Needless to say R And H Fine Wines sells all of these bottles. But it’s the combination of the wine stocked in the shop and Devin’s knowledge that makes it such a fascinating place. Tell him what you like, what the occasion is and Devin can recommend you a wine that might not be sold anywhere else in the country. For the cost of a couple of cocktails in one of Liverpool’s polished-concrete bars.

And what of bubbly? With Christmas approaching it’s Cava and Prosecco season, but Devin is keen you don’t think of them as a cheaper version of Champagne.

“It took me a while to get my head around Cava and Prosecco. Sparkling wine from throughout the world is often an imitation of Champagne; they use the same grapes and procedures. But with Cava and Prosecco in Spain and Italy you need to remember what they’re designed for. It’s not necessarily to have the richness or complexity as Champagne.

“I’m a late convert to Prosecco – it’s not too alcoholic and it’s a wonderful celebration drink. The cork flies across the room; there’s a pop and there’s fizz but that’s where the similarity to champagne ends. If you remember that they’re not imitations of Champagne you can enjoy them for what they are. There’s more Prosecco in my personal stash than anything else at the moment.”

That’s all well and good, but if you’re a wine naif, what should you look for? Devin recommends figuring out what you like and what you want it for and branching out from there.

“If you want to get into wine you can find out all sorts about a bottle from the internet – the vineyard will almost certainly have a website so you can find out about the grape and its characters.

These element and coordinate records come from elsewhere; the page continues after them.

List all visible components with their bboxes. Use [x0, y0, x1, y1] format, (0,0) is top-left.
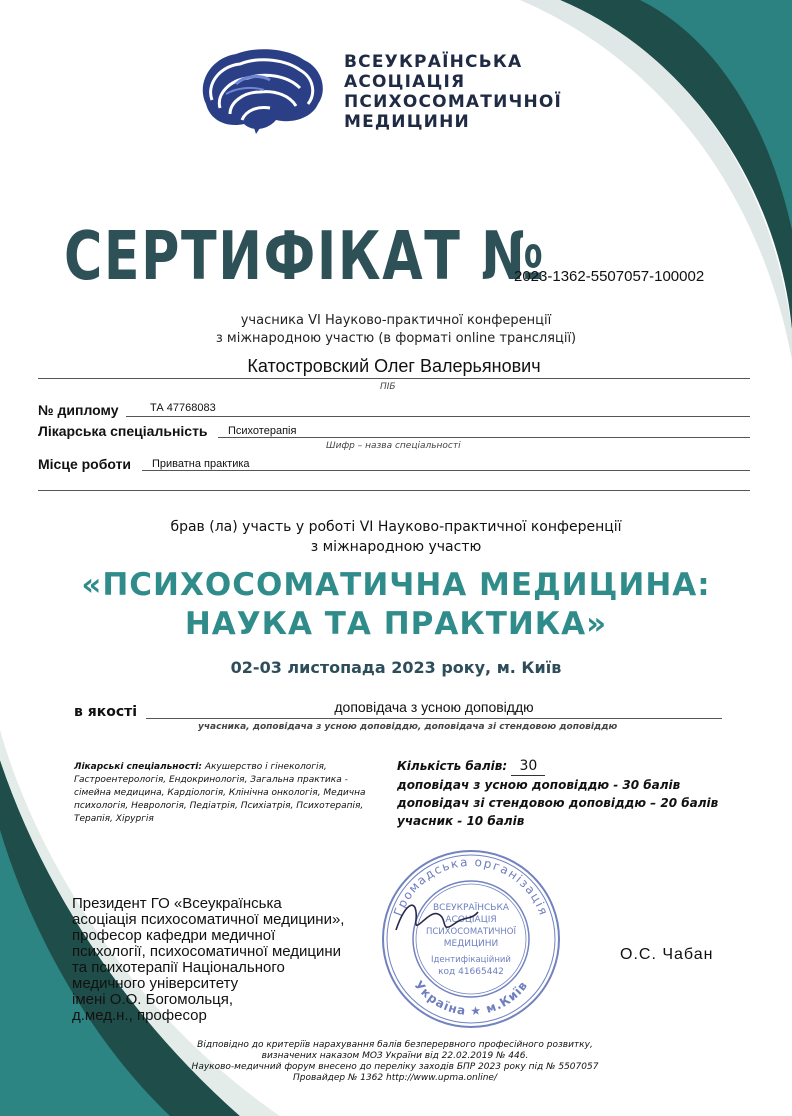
organization-name-line: АСОЦІАЦІЯ: [344, 72, 466, 92]
specialties-label: Лікарські спеціальності:: [74, 762, 202, 772]
organization-name-line: ВСЕУКРАЇНСЬКА: [344, 52, 523, 72]
points-rule: доповідач зі стендовою доповіддю – 20 балів: [397, 796, 719, 810]
name-underline: [38, 378, 750, 379]
specialty-caption: Шифр – назва спеціальності: [326, 441, 461, 451]
workplace-underline: [142, 470, 750, 471]
specialties-list: [74, 761, 374, 826]
organization-name-line: МЕДИЦИНИ: [344, 112, 470, 132]
points-row: [397, 757, 718, 776]
conference-date: 02-03 листопада 2023 року, м. Київ: [230, 658, 562, 677]
points-rule: учасник - 10 балів: [397, 814, 525, 828]
signature-scribble: [392, 890, 482, 950]
points-label: Кількість балів:: [397, 759, 508, 773]
brain-logo-icon: [196, 44, 328, 136]
workplace-underline-extra: [38, 490, 750, 491]
president-line: медичного університету: [72, 975, 239, 992]
specialty-value: Психотерапія: [228, 425, 297, 437]
stamp-outer-bottom: Україна ★ м.Київ: [411, 978, 531, 1019]
participation-line: з міжнародною участю: [310, 539, 482, 555]
stamp-inner-line: ВСЕУКРАЇНСЬКА: [432, 903, 510, 913]
president-line: психології, психосоматичної медицини: [72, 943, 342, 960]
stamp-inner-line: Ідентифікаційний: [431, 955, 511, 965]
participation-line: брав (ла) участь у роботі VI Науково-практичної конференції: [170, 519, 622, 535]
footer-note: [160, 1040, 630, 1084]
subtitle-line: учасника VI Науково-практичної конференції: [240, 313, 552, 328]
workplace-label: Місце роботи: [38, 456, 132, 472]
stamp-inner-line: ПСИХОСОМАТИЧНОЇ: [426, 927, 516, 937]
conference-name-line: НАУКА ТА ПРАКТИКА»: [184, 606, 608, 642]
name-caption: ПІБ: [380, 382, 396, 392]
role-label: в якості: [74, 704, 138, 720]
diploma-label: № диплому: [38, 402, 119, 418]
stamp-inner-line: МЕДИЦИНИ: [443, 939, 499, 949]
signer-name: О.С. Чабан: [620, 946, 714, 963]
role-value: доповідача з усною доповіддю: [334, 699, 534, 715]
points-value: 30: [511, 757, 545, 776]
president-line: та психотерапії Національного: [72, 959, 285, 976]
participant-name: Катостровский Олег Валерьянович: [247, 356, 541, 376]
specialty-label: Лікарська спеціальність: [38, 423, 208, 439]
president-line: професор кафедри медичної: [72, 927, 276, 944]
president-line: імені О.О. Богомольця,: [72, 991, 234, 1008]
points-block: [397, 757, 718, 830]
president-line: Президент ГО «Всеукраїнська: [72, 895, 282, 912]
organization-name: [344, 52, 562, 132]
stamp-inner-line: код 41665442: [438, 967, 504, 977]
stamp-inner-line: АСОЦІАЦІЯ: [445, 915, 497, 925]
president-line: д.мед.н., професор: [72, 1007, 207, 1024]
role-underline: [146, 718, 722, 719]
specialties-text: Акушерство і гінекологія, Гастроентерологія, Ендокринологія, Загальна практика - сімейна медицина, Кардіологія, Клінічна онкологія, Медична психологія, Неврологія, Педіатрія, Психіатрія, Психотерапія, Терапія, Хірургія: [74, 762, 366, 824]
stamp-outer-top: Громадська організація: [390, 854, 552, 919]
president-block: [72, 896, 412, 1024]
footer-line: Провайдер № 1362 http://www.upma.online/: [293, 1073, 497, 1083]
role-caption: учасника, доповідача з усною доповіддю, доповідача зі стендовою доповіддю: [198, 722, 618, 732]
diploma-value: ТА 47768083: [150, 402, 216, 414]
organization-name-line: ПСИХОСОМАТИЧНОЇ: [344, 92, 563, 112]
footer-line: Науково-медичний форум внесено до переліку заходів БПР 2023 року під № 5507057: [191, 1062, 599, 1072]
president-line: асоціація психосоматичної медицини»,: [72, 911, 345, 928]
workplace-value: Приватна практика: [152, 458, 250, 470]
points-rule: доповідач з усною доповіддю - 30 балів: [397, 778, 681, 792]
subtitle-line: з міжнародною участю (в форматі online трансляції): [215, 331, 577, 346]
footer-line: Відповідно до критеріїв нарахування балів безперервного професійного розвитку,: [197, 1040, 593, 1050]
certificate-number: 2023-1362-5507057-100002: [514, 268, 705, 285]
diploma-underline: [126, 416, 750, 417]
footer-line: визначених наказом МОЗ України від 22.02.2019 № 446.: [261, 1051, 529, 1061]
certificate-title: СЕРТИФІКАТ №: [64, 217, 546, 295]
specialty-underline: [218, 437, 750, 438]
conference-name-line: «ПСИХОСОМАТИЧНА МЕДИЦИНА:: [81, 567, 711, 603]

“If you like Rioja, for instance, there’s a good chance you’ll like Malbec. With white wines like the New Zealand Sauvignon you might like the Sancerre

“If you like a bottle of wine, find out about it from whoever’s given it to you, served or sold it to you. Or if you can find someone who knows about wine, talk to them – they’ll be able to recommend some more you might like if you can tell them what you usually enjoy.”

Dev might know his wine, but he’s no no wine snob. Despite the fact that R And H Fine Wines is full of the stuff he’s pretty phlegmatic when it comes to wine and how you drink it. As far as he’s concerned, if you enjoy it that’s good enough for him.

“The thing I love about wine is that you can just drink it and enjoy it – you don’t need any knowledge of it to simply enjoy drinking it. But, like music, if you don’t feel it then what’s the point? You’re better off listening to something you like; it’s the same with wine.”

“My wife asks me, when she’s drinking wine, if she can detect certain flavours in there – as far as I’m concerned if you can taste it that’s fair enough. Drink it – and see if you like it. I’m sure as Hell not going to tell you what you can taste!”